Sunday, May 11, 2014

The Melancholy Joy of Pressure Washing.

This year, there are about a dozen boards on the deck that need to be replaced. No big deal really.

What concerns me is that last year only 4 or 5 boards needed to be replaced. One or two the year before that

The deck is aging. The maintenance goes up.

At one point I hated house maintenance. It's not so bad now. Sure, there are days when I'd rather lay out in the sun and sip a  glass of tea. At some I realized that I had some choice in my emotions. I could resent maintenance for the time it took up, or I could choose to relax, dig in and do it. The anxiety of thinking about the job and thinking about what I could be doing instead was far worse than the actual chores. That, and at the end I'd have the satisfaction of a job well done.

Is it really so bad that house maintenance cuts into my precious drinking and tv time? 

I power washed the deck yesterday. It blasted away the pollen and dirt. It also removed some of the paint and washed away bits of rot. So I'm at the point in the house's annual maintenance where thinks look worse than when I started and it will be weeks before I can finish. I can replace the boards shortly, but we can't repaint until the rain stops. In Seattle, that's July or August.

When and how often should one maintain things? How often should you make things ship shape? Deep clean? These are hard questions for me. I'm in the tech industry There is a prevailing attitude that unless something is new, it's on the road to obsolescence. The idea of maintaining something is quaint.

My roommate just left for three months. He works on a fishing ship. For a week before the ship leaves port, he will live and work on the ship. Getting it ship shape, restocking, cleaning, repairing, repainting. When you are on a ship preventative maintenance is important. When you are out on the ocean, then you are out on the ocean. If something goes wrong then you are in trouble. Keeping things in ship shape then, even the cleaning and the painting is a way of saying "Someone was here, Someone looked over the contents of this space. Someone is responsible for this." Mess and dirt are ways of pointing out the neglected nooks and crannies of the ship.

What does it mean then that I have messy and dirty rooms in my house? Of course the consequences of a messy room are far less than that of a messy ship. My house won't sink. But it does mean something. Perhaps that I have more space than I need, or that the way I live is not consistent with the things packed into this house.

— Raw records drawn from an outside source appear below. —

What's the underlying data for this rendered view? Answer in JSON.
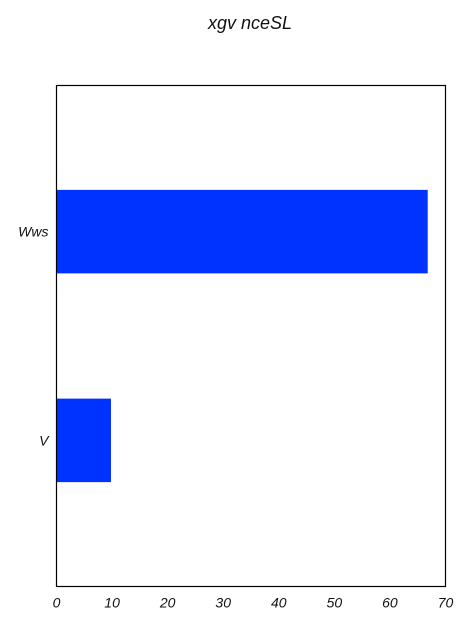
{
  "chart_data": {
    "type": "bar",
    "orientation": "horizontal",
    "title": "xgv nceSL",
    "xlabel": "",
    "ylabel": "",
    "categories": [
      "V",
      "Wws"
    ],
    "values": [
      9.8,
      66.8
    ],
    "xlim": [
      0,
      70
    ],
    "xticks": [
      0,
      10,
      20,
      30,
      40,
      50,
      60,
      70
    ],
    "grid": false,
    "bar_color": "#0033ff"
  }
}
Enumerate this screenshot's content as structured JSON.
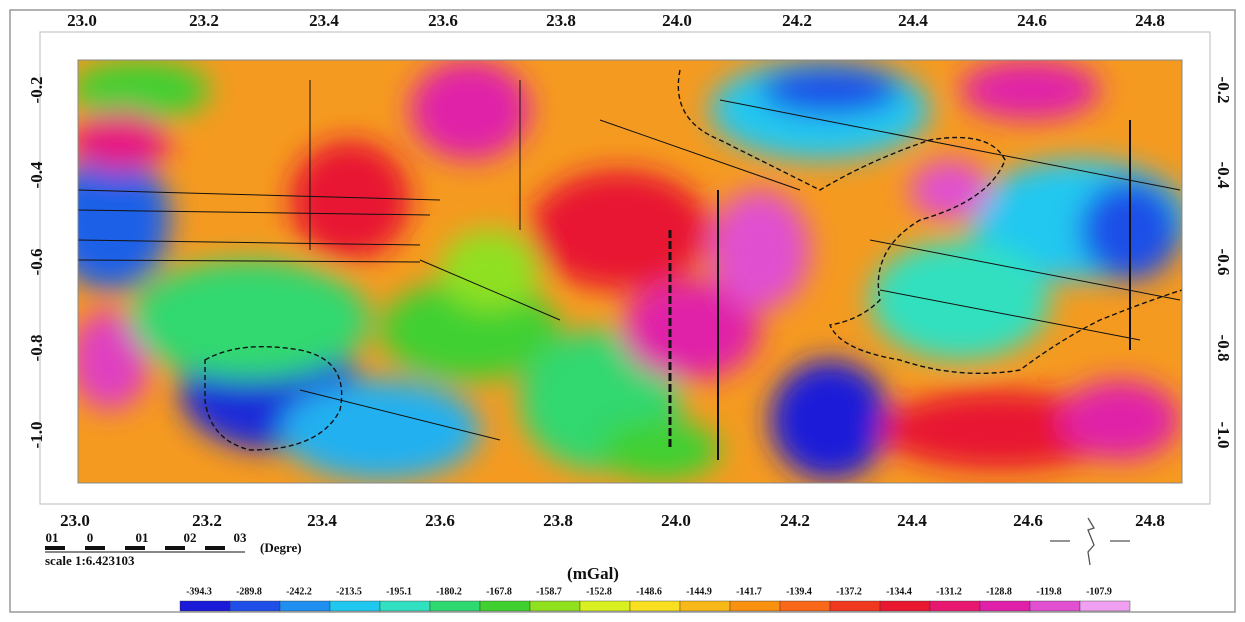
{
  "map": {
    "x_ticks_top": [
      "23.0",
      "23.2",
      "23.4",
      "23.6",
      "23.8",
      "24.0",
      "24.2",
      "24.4",
      "24.6",
      "24.8"
    ],
    "x_ticks_bottom": [
      "23.0",
      "23.2",
      "23.4",
      "23.6",
      "23.8",
      "24.0",
      "24.2",
      "24.4",
      "24.6",
      "24.8"
    ],
    "y_ticks_left": [
      "-0.2",
      "-0.4",
      "-0.6",
      "-0.8",
      "-1.0"
    ],
    "y_ticks_right": [
      "-0.2",
      "-0.4",
      "-0.6",
      "-0.8",
      "-1.0"
    ]
  },
  "scale_bar": {
    "labels": [
      "01",
      "0",
      "01",
      "02",
      "03"
    ],
    "unit": "(Degre)",
    "scale": "scale 1:6.423103"
  },
  "colorbar": {
    "unit": "(mGal)",
    "labels": [
      "-394.3",
      "-289.8",
      "-242.2",
      "-213.5",
      "-195.1",
      "-180.2",
      "-167.8",
      "-158.7",
      "-152.8",
      "-148.6",
      "-144.9",
      "-141.7",
      "-139.4",
      "-137.2",
      "-134.4",
      "-131.2",
      "-128.8",
      "-119.8",
      "-107.9"
    ],
    "colors": [
      "#1a1ad8",
      "#1f4fe8",
      "#1f8ff0",
      "#20c8f0",
      "#30e0c0",
      "#30d870",
      "#40d030",
      "#90e020",
      "#d8f020",
      "#f8e020",
      "#f8b818",
      "#f89010",
      "#f86818",
      "#f03820",
      "#e81830",
      "#e81870",
      "#e020a8",
      "#e050d0",
      "#f0a0f0"
    ]
  }
}
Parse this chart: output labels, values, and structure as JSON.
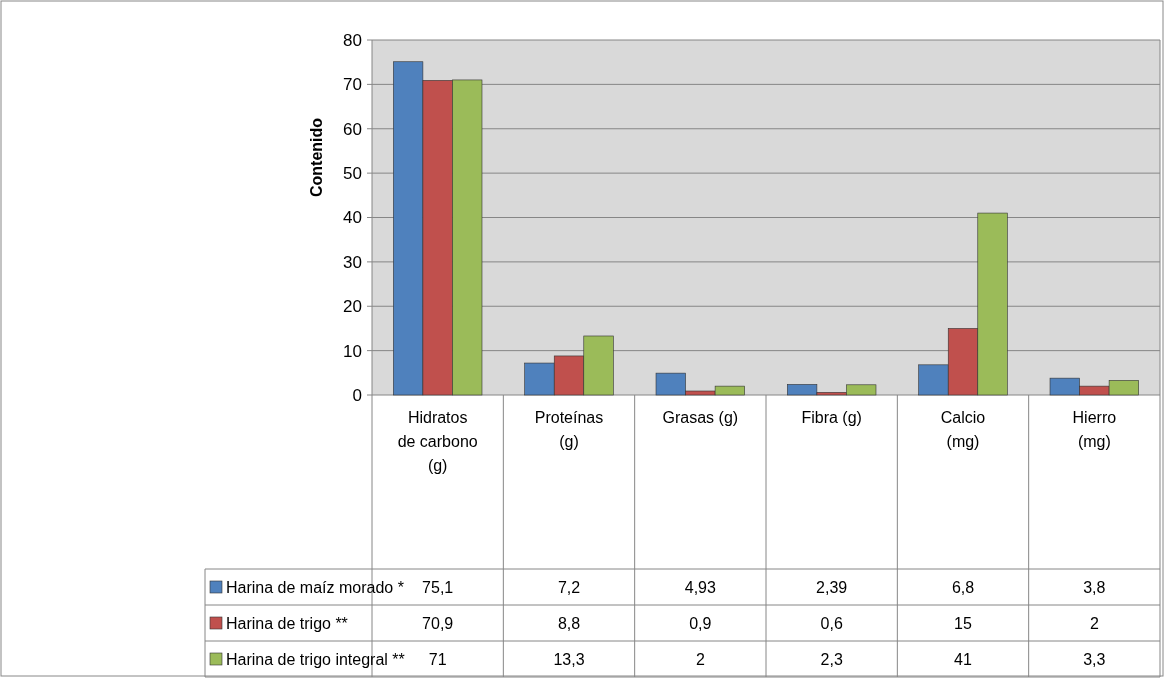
{
  "chart_data": {
    "type": "bar",
    "ylabel": "Contenido",
    "categories": [
      "Hidratos de carbono (g)",
      "Proteínas (g)",
      "Grasas (g)",
      "Fibra (g)",
      "Calcio (mg)",
      "Hierro (mg)"
    ],
    "series": [
      {
        "name": "Harina de maíz morado *",
        "color": "#4f81bd",
        "values": [
          75.1,
          7.2,
          4.93,
          2.39,
          6.8,
          3.8
        ],
        "value_labels": [
          "75,1",
          "7,2",
          "4,93",
          "2,39",
          "6,8",
          "3,8"
        ]
      },
      {
        "name": "Harina de trigo **",
        "color": "#c0504d",
        "values": [
          70.9,
          8.8,
          0.9,
          0.6,
          15,
          2
        ],
        "value_labels": [
          "70,9",
          "8,8",
          "0,9",
          "0,6",
          "15",
          "2"
        ]
      },
      {
        "name": "Harina de trigo integral **",
        "color": "#9bbb59",
        "values": [
          71,
          13.3,
          2,
          2.3,
          41,
          3.3
        ],
        "value_labels": [
          "71",
          "13,3",
          "2",
          "2,3",
          "41",
          "3,3"
        ]
      }
    ],
    "ylim": [
      0,
      80
    ],
    "yticks": [
      0,
      10,
      20,
      30,
      40,
      50,
      60,
      70,
      80
    ],
    "grid": "y",
    "legend": "bottom left"
  }
}
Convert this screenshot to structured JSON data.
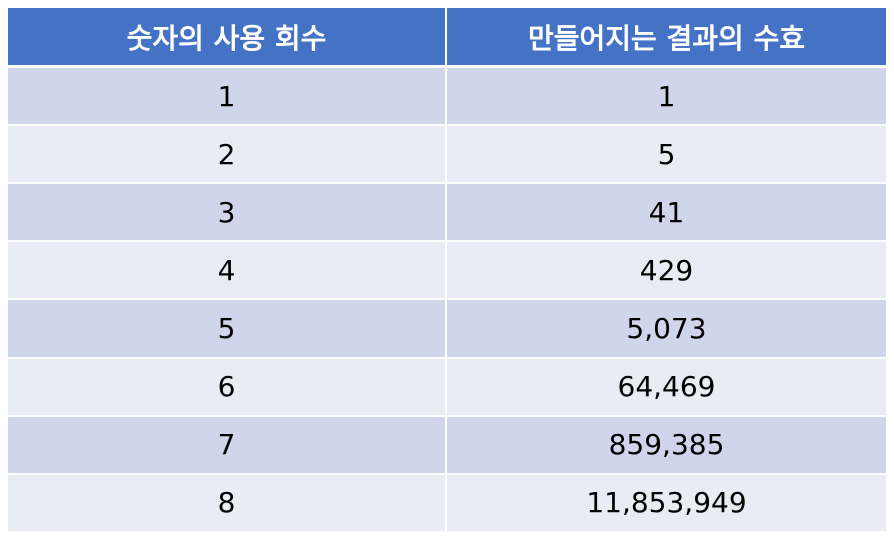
{
  "table": {
    "headers": [
      "숫자의 사용 회수",
      "만들어지는 결과의 수효"
    ],
    "rows": [
      [
        "1",
        "1"
      ],
      [
        "2",
        "5"
      ],
      [
        "3",
        "41"
      ],
      [
        "4",
        "429"
      ],
      [
        "5",
        "5,073"
      ],
      [
        "6",
        "64,469"
      ],
      [
        "7",
        "859,385"
      ],
      [
        "8",
        "11,853,949"
      ]
    ]
  },
  "colors": {
    "header_bg": "#4472c4",
    "row_odd_bg": "#cfd5ea",
    "row_even_bg": "#e9ebf5"
  }
}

It's not a bad thing then, but I should pause to think about it.

We have a Roomba vacuuming robot and a Braava mopping robot. They both do a far better job than you'd think. It's not that the Roomba is a great vacuum. It's that it does a light job every day. Seven light vacumings a week can pic up an impressive amount of dirt. Then there are the secondary effects. We have to keep things off the floor for the Roomba to do it's job. Roomba has trained us to put the dirty laundry in the hamper. In return it will do a little bit of vacuuming.

Of course, what the Roomba can't do is to step back and look at the situation. While the Roomba can bump around vacuuming up bits of dirt, it can't ask should this thing be here? Should it be thrown out? Put away? Should the walls be cleaned too?

Roomba provides the feeling of being clean, without actually being in control. I get to dodge the bigger question of "Is this house properly maintained?"